Une demande restée en « reçue » depuis deux jours est un signal. Une intervention « terminée » mais non facturée depuis une semaine en est un autre, et celui-là se paie directement en trésorerie.

Le cas des syndics, régies et bailleurs

Les donneurs d’ordre professionnels ont leurs propres circuits : bons de commande, numéros de dossier, interlocuteurs multiples, parfois un extranet. Leurs demandes doivent porter une référence externe pour que la facture soit rapprochée du bon dossier, faute de quoi elle sera rejetée et le règlement décalé de plusieurs semaines.

Ces clients représentent souvent un volume important d’interventions. Les traiter dans le même flux que les particuliers, mais avec leurs références propres, évite d’avoir à tenir un fichier parallèle.

Ce que la centralisation permet ensuite

Une fois les demandes réunies, plusieurs choses deviennent possibles qui ne l’étaient pas. On peut prioriser réellement, puisqu’on voit tout ce qui attend. On peut affecter en connaissance de cause. On peut mesurer le délai entre l’appel et l’intervention, indicateur qui résume à lui seul la qualité de service perçue. On peut enfin faire un vrai suivi client après intervention, parce que l’historique est complet.

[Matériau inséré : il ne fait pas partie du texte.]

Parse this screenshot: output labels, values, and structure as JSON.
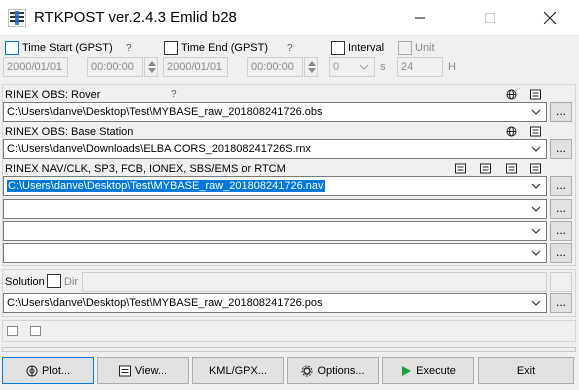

Ne pas confondre centraliser et complexifier

Une erreur fréquente consiste à profiter de la mise en place d’un outil pour ajouter des champs obligatoires, des validations et des étapes. Le résultat est prévisible : le standard, sous pression un vendredi soir, contourne l’outil et note sur un papier. On retrouve alors la dispersion qu’on voulait supprimer, avec un logiciel en plus.

La règle utile est inverse : la saisie d’une demande doit être plus rapide que de la noter à la main. Quelques champs indispensables, des types d’intervention prédéfinis, le reste complété plus tard si nécessaire. Un dossier incomplet mais existant vaut infiniment mieux qu’un dossier parfait qui n’a jamais été créé.

Ce que Batilys centralise

Dans Batilys, chaque demande devient un dossier d’intervention rattaché au client et à son adresse, avec son statut, son niveau de priorité, ses photos et son historique. Les demandes saisies par le standard, par le technicien depuis son mobile ou reçues via le site rejoignent le même flux. La fiche client conserve l’ensemble : interventions passées, équipements installés, contrats en cours et documents échangés — c’est ce que nous décrivons dans l’article sur le CRM adapté au bâtiment.

Le fonctionnement d’ensemble est présenté dans notre guide du logiciel de dépannage urgent, les modules sur la page fonctionnalités, et les formules sur la page tarifs.

Questions fréquentes

Comment gérer les clients qui appellent directement le technicien ?

C'est inévitable dès qu'un technicien a bien travaillé chez quelqu'un. Plutôt que de l'interdire, mieux vaut organiser la remontée : le technicien enregistre la demande depuis son mobile, elle rejoint le flux commun et repart dans le circuit normal. L'interdiction pure crée surtout des demandes invisibles.

Faut-il un formulaire de demande sur le site ?

Il capte les demandes qui n'auraient pas donné lieu à un appel, notamment en dehors des heures d'ouverture, et il permet de poser d'emblée les bonnes questions : adresse, nature du problème, photos. À condition qu'il alimente le même flux que les appels, et non une boîte mail consultée une fois par jour.

Comment savoir si une demande a été traitée ?

En donnant à chaque demande un statut explicite — reçue, qualifiée, affectée, en cours, terminée, facturée — et en regardant chaque jour ce qui stagne. Une demande sans statut est une demande qui finira par être oubliée, et c'est presque toujours celle dont le client parlera autour de lui.